Examples of using "Billet" in a sentence and their turkish translations:
Onun bir bileti yok.
Senin biletin yok.
Biletini kaybettin mi?
Uçak biletin var mı?
Bilet kaç para?
Biletimi kaybettim.
Biletim nerede?
- Nereden bir bilet alabilirim?
- Nerede bir bilet satın alabilirim?
Bir dönüş bileti satın aldım.
Bir giriş bileti ne kadar?
Onun bir bileti yok.
Bileti ücretsiz aldım.
Tom'un bir bileti yok.
Ücretsiz bir bilet aldım.
Bileti ücretsiz aldım.
Bu not ne anlama geliyor?
İşte benim dönüş biletim.
Ona bir bilet satın aldı.
Bu bilet için değişim yapıyor musunuz?
O, biletini evde bıraktı.
Uçak bileti ücretinin tutarı tren bileti ücretinden daha yüksek.

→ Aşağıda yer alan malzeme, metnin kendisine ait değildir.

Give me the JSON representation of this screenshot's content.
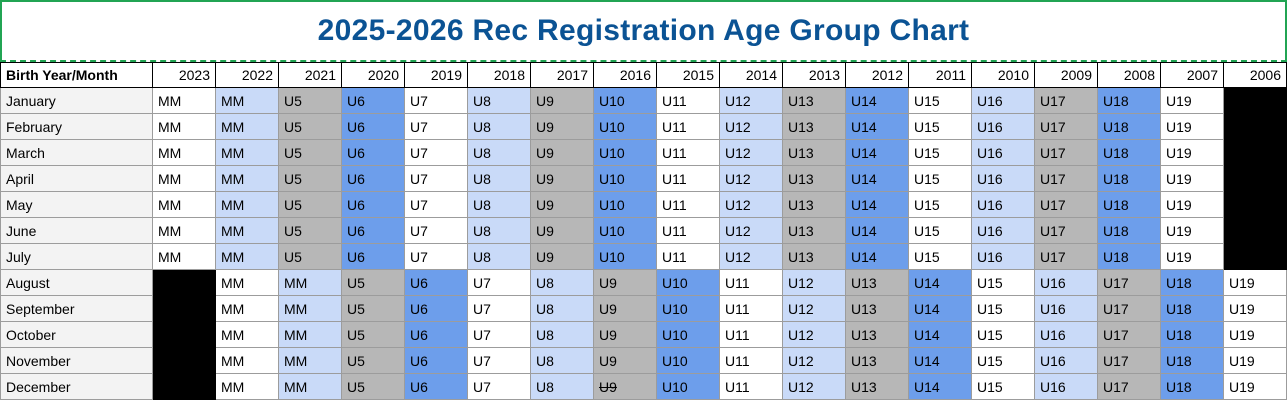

Osaka'ya açık bir biletim var.
Bekle, o biletini almak zorunda.
Bu bilet bir ay geçerli.
O bir uçak bileti satın aldı.
İşte benim biletim.
Bir bilet almalıydım.
Dönüş bileti aldın mı?
Bir biletin var mı?
Gidiş dönüş bileti aldın mı?
Bilet 29 Nisan tarihine kadar geçerlidir.
Kapıda biletimi sundum.
O, sinema biletini kaybetti.
Ona teşekkür etmek bir not yaz.
Paris için bir bilet satın aldı.
Uçak biletimi nereden alabilirim?
O, bileti bedava aldı.
Eve dönmek için uçak biletin var mı?
Sanırım önceden bir bilet aldın.
Bu bileti değiştirir misiniz, lütfen?
Otobüste bir bilet alabilir miyim?
Bir biletin var mı?
Bileti boşuna aldım.
O sinema biletini kaybetti.
Kasiyer, yüz franklık banknotu alacak.
Şikago'ya gidiş-dönüş bileti istiyorum.
Bir biletiniz var mı?
İç hatlarda ucuz bir uçak biletiniz var mı?
"Biletinizi bana gösterir misiniz?" "Evet, tabii."
Bir dolarlık banknotun var mı hiç?
Trene bindikten sonra bir bilet alabilir misin?
- Benim bir biletim yok.
- Biletim yok.
Bileti almak ona on dolara mal oldu.
Bu bilet, bu otobüs için mi?
- Konser için bilet alırken zorlandım.
- Konser için bilet alırken zorluk yaşadım.
Benim yirmi dolarlık bir banknotum vardı, ama onu kaybettim.
Bir bilet almak için en az bir saat beklemen gerekebilir.
Onun bileti almasının zor olduğunu düşündüm.
Tom caddede yüz dolarlık kağıt para buldu.
Bu yüz dolarlık bir banknot.
Bileti unutma.
Lütfen bana yedi gösterisi için bir bilet verin.
Bu eski 10 marklık banknot uzun zamandır geçerli değil.
Bu bilet üç gün boyunca geçerlidir.
İstasyonda biletimi bulurken büyük zorluk yaşadım.
oldukça pahalı bir bilet satın almak ve bir orkestra bulmak zorunda değilsiniz.
Sally, yirmi-dolarlık bir banknotu beş dolarlık banknotlarla değiştirdi.
- Nasıl bilet alacağımı bilmiyorum.
- Ben nasıl bilet alacağımı bilmiyorum.
Bileti ödemek için cebinde yeterli paran olduğundan emin olmalısın.
Biletinizi görmek isterim, lütfen.
O bir bileti ödeyemediği için soför onun otobüsten inmesini söyledi.